Contribution margin = Total sales - Total variable cost of goods sold
6. Calculate the gross profit by subtracting the total variable operating/selling cost per unit sold from the contribution margin.
Gross profit = Contribution margin - (Total variable operating/selling cost per unit sold * Number of units sold)
7. Calculate the operating (net) income by subtracting the fixed selling & administrative expenses from the gross profit.
Operating (net) income = Gross profit - Fixed selling & administrative expenses

Traditional (Absorption) Costing:
In absorption costing, both variable and fixed manufacturing costs are included in the cost of the product. Fixed manufacturing overhead costs are allocated to the units produced based on a predetermined overhead rate. This means that fixed manufacturing overhead costs are capitalized as part of the inventory and expensed when the inventory is sold.

Steps to prepare the income statement using absorption costing:
1. Calculate the predetermined overhead rate by dividing the total fixed manufacturing overhead costs by the total number of units (production capacity).
Predetermined overhead rate = Total fixed manufacturing overhead costs / Production capacity
2. Calculate the fixed manufacturing overhead cost per unit by multiplying the predetermined overhead rate by the number of units produced.
Fixed manufacturing overhead cost per unit = Predetermined overhead rate * (Number of units produced + Beginning inventory - Ending inventory)
3. Calculate the total cost per unit by summing the variable manufacturing cost per unit and the fixed manufacturing overhead cost per unit.
Total cost per unit = Variable manufacturing cost per unit + Fixed manufacturing overhead cost per unit
4. Calculate the total cost of goods sold by multiplying the total cost per unit by the number of units sold.
Total cost of goods sold = Total cost per unit * Number of units sold
5. Calculate the gross profit by subtracting the total cost of goods sold from the total sales.
Gross profit = Total sales - Total cost of goods sold
6. Calculate the operating (net) income by subtracting the fixed selling & administrative expenses from the gross profit.
Operating (net) income = Gross profit - Fixed selling & administrative expenses

Now, let's calculate the required values:

1. Prepare income statements under variable (contribution margin) and traditional (absorption) costing for the year ended December 31, 2009, using the steps explained above.

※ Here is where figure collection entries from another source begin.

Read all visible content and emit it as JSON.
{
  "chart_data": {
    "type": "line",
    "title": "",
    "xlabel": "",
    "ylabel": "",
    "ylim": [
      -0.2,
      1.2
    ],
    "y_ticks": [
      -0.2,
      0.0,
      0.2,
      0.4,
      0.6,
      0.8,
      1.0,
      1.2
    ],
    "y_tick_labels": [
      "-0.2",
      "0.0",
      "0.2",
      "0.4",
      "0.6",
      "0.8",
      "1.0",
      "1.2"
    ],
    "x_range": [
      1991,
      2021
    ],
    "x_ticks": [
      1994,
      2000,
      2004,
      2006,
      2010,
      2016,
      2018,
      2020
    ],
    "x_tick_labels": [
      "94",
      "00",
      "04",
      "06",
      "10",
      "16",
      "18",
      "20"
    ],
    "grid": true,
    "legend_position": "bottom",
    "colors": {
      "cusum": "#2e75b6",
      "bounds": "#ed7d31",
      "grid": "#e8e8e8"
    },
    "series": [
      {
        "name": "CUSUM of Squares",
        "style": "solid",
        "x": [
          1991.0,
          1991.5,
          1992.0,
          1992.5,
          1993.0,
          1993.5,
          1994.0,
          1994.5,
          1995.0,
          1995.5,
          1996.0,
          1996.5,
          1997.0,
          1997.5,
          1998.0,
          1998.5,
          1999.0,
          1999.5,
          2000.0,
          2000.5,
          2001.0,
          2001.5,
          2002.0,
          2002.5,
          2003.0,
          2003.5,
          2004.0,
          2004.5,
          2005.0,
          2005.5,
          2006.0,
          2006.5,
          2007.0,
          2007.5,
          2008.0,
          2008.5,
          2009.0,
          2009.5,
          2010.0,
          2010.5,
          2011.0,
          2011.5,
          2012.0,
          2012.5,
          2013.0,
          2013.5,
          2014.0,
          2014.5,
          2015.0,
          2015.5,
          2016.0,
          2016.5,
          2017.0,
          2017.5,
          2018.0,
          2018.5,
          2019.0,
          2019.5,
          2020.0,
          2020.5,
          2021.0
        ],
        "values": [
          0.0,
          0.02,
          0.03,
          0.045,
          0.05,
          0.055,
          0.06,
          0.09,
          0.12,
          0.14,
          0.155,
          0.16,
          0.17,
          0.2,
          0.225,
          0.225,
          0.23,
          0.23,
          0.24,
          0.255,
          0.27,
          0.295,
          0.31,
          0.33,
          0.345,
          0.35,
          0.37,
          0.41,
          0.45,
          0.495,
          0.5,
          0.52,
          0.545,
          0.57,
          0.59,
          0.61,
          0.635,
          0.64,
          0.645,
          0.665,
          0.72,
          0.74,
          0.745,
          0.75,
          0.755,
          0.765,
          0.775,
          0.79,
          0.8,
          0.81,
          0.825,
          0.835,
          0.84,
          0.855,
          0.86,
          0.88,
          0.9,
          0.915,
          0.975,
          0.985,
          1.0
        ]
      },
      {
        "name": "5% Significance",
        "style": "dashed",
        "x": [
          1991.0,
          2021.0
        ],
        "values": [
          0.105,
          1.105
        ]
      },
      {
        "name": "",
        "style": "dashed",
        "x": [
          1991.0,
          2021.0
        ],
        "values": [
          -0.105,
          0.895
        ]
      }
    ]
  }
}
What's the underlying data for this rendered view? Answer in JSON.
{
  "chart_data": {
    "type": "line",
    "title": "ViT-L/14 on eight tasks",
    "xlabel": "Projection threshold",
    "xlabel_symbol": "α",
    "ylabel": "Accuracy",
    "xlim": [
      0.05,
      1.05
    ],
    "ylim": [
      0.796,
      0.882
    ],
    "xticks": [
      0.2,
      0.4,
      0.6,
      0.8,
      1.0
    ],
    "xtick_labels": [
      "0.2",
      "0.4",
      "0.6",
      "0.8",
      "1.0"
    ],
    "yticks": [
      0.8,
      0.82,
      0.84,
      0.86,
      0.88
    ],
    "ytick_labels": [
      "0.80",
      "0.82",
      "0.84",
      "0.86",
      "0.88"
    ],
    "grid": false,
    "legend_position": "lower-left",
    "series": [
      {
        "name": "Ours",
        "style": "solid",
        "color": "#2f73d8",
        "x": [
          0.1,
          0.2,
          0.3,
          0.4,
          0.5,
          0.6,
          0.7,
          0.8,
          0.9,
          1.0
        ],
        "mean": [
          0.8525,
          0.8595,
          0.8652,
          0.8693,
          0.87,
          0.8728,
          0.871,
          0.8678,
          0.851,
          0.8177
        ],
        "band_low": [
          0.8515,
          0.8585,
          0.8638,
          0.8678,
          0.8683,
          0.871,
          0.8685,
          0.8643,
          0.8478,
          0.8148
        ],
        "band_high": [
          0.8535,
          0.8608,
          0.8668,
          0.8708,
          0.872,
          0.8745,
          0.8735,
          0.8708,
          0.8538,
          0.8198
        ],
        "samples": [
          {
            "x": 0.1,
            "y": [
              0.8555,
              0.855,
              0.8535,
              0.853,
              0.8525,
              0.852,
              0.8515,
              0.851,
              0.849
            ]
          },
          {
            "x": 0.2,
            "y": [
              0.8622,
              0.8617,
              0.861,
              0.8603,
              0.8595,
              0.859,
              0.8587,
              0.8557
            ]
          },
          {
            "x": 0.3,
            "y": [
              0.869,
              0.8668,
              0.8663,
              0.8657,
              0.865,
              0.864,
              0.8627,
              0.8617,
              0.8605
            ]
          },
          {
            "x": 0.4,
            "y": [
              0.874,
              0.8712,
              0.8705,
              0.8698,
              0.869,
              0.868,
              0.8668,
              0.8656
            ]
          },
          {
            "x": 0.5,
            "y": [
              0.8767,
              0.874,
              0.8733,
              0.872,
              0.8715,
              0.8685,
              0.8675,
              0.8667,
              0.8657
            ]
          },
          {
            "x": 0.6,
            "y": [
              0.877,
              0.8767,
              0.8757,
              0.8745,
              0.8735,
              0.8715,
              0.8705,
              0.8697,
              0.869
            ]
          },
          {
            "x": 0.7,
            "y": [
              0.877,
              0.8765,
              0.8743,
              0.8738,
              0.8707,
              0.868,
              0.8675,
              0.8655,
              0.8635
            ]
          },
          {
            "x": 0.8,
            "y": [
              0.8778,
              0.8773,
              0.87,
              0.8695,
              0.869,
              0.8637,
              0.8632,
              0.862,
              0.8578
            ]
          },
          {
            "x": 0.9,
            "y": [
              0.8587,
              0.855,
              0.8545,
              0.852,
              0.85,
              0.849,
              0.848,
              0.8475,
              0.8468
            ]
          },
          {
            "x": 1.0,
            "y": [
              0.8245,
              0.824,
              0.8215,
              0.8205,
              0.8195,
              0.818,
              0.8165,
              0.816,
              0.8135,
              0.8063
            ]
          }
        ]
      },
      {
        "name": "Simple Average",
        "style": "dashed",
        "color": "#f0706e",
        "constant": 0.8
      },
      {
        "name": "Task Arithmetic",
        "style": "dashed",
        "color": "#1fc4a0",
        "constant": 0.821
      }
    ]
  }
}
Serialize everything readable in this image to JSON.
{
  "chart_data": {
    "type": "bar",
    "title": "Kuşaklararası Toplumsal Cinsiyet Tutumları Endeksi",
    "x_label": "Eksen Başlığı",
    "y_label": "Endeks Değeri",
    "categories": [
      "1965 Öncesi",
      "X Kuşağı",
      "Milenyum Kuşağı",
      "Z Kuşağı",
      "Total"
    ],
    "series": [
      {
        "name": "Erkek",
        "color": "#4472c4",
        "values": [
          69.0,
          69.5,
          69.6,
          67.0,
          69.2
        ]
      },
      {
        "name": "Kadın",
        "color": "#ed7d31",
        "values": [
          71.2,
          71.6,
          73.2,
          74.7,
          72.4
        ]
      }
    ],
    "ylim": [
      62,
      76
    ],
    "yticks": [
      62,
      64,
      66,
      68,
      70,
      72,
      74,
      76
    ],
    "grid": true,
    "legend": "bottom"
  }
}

Variable (Contribution Margin) Costing Income Statement:

Sales revenue $ (Total sales * Selling price per unit)
- Variable cost of goods sold $ (Total variable cost of goods sold)
= Contribution margin $ (Contribution margin = Sales - Variable cost of goods sold)
- Fixed selling & administrative expenses $ (Fixed selling & administrative expenses)
= Operating (net) income $ (Operating (net) income = Contribution margin - Fixed selling & administrative expenses)

Traditional (Absorption) Costing Income Statement:

Sales revenue $ (Total sales * Selling price per unit)
- Cost of goods sold $ (Total cost of goods sold)
= Gross profit $ (Gross profit = Sales - Cost of goods sold)
- Fixed selling & administrative expenses $ (Fixed selling & administrative expenses)
= Operating (net) income $ (Operating (net) income = Gross profit - Fixed selling & administrative expenses)

2. To calculate E's contribution margin ratio, gross profit ratio, and operating (net) income ratios, you will need the following formulas:

Contribution margin ratio = (Contribution margin / Sales) * 100

Gross profit ratio = (Gross profit / Sales) * 100

Operating (net) income ratio = (Operating (net) income / Sales) * 100

Plug in the values from the respective income statements for each ratio to calculate them.